There, mounted on the bulkhead behind her desk, was a photo of a much younger Cheryl Hawkins, standing proudly on the deck of a fishing boat, holding a speargun at port arms; a second photo of her posing with an enormous yellowtail; and in between the two framed shots, a short American-style mahogany speargun, mounted along with a single steel-tipped bolt.

Finn had heard her bragging about this speargun in the coffee line, about how she’d won her “little beauty” in a shooting contest during a training workup. Seemed the Sheriff cut her teeth on the California docks, too.

The Sheriff swiveled back to look at Finn.

“See something you like, Chief Jizz?” she said.

Finn gave no reply.

She leaned forward on her desk and spoke in a soft rasp.

“Listen to my words, Mister Titanium Ballsack. I see you up to anything suspicious, I see you even thinking anything suspicious, so help me God I will pull my little beauty down and send that steel shaft straight up your butthole and out between your googly eyes.”

Finn nodded. He tried to picture her swimming in the deep, hunting yellowtail and abalone, cursing at the sharks. He could see it.

Frank put one hand on Finn’s forearm and ushered him out of the office, past genpop (currently empty), and back to one of the solitary cells, where he would be their guest for the next three days.

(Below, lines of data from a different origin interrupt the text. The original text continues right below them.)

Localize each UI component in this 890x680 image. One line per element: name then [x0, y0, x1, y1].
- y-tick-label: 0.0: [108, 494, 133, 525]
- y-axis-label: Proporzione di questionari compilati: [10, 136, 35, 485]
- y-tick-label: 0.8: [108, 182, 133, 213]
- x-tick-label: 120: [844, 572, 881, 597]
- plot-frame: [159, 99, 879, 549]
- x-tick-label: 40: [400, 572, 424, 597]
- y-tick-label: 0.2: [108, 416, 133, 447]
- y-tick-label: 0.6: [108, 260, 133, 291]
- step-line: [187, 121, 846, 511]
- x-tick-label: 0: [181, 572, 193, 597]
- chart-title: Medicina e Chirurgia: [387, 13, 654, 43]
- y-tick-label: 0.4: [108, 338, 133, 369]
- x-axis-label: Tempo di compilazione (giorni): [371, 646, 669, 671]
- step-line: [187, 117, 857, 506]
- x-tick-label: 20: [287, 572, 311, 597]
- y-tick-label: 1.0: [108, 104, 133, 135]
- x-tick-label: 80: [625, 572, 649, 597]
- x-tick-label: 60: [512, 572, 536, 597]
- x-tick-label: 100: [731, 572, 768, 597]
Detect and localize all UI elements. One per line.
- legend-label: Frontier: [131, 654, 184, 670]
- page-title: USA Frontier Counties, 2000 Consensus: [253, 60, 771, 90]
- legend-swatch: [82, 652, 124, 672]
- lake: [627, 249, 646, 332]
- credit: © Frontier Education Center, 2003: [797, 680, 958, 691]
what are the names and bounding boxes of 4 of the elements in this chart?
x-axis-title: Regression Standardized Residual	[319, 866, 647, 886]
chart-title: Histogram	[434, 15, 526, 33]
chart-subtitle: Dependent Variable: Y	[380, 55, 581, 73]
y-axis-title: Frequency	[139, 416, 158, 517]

Finn sat down on the steel bunk’s thin padding, then lay back and stretched out his frame, hands folded behind his head while his grated door clanged shut and locked.

“Don’t envy you, Chief,” said Frank through the door’s steel-mesh grating. “Three days in a cell, no exercise, nothing but bread and water.”

That was not a figure of speech. Actual bread-and-water punishment, referred to officially as “diminished rations,” was not supposed to exist anymore, having been recently retired from the books; the new mandate was for all prisoners to be fed a normal three squares. The Sheriff, though, she was old school. Chain of command looked the other way. Bread and water it was.

“It’s not perfect,” Finn agreed. “But it has its advantages.”

“Such as?”

“If anyone else gets killed out there while I’m in here, you’ll know it wasn’t me who did it.”

Frank started to chuckle, then abruptly stopped. “You serious?”

“I’m always serious.”

Frank chuckled again as he walked away, leaving their prisoner in the semi-gloom. Finn stared at his cell’s ceiling and thought about his last conversation with Jackson.

Commodities.

He knew the CMC’s team had no leads, nothing at all, and that Jackson was counting on Finn to give him something.

All Finn had to work with was the files in his head.

He thought about Stevens, the psychologist, and what he’d said about Finn’s memories. Maybe those are just the ones you remember.

What was he not remembering?

Finn closed his eyes, took a series of long, slow breaths, and began to think back.

From outside there came a long loud booming sound, a single five-second blast on the ship’s horn, audible for miles around: the signal for getting under way. They were pulling out, bound for their Pacific crossing, their killer still on board.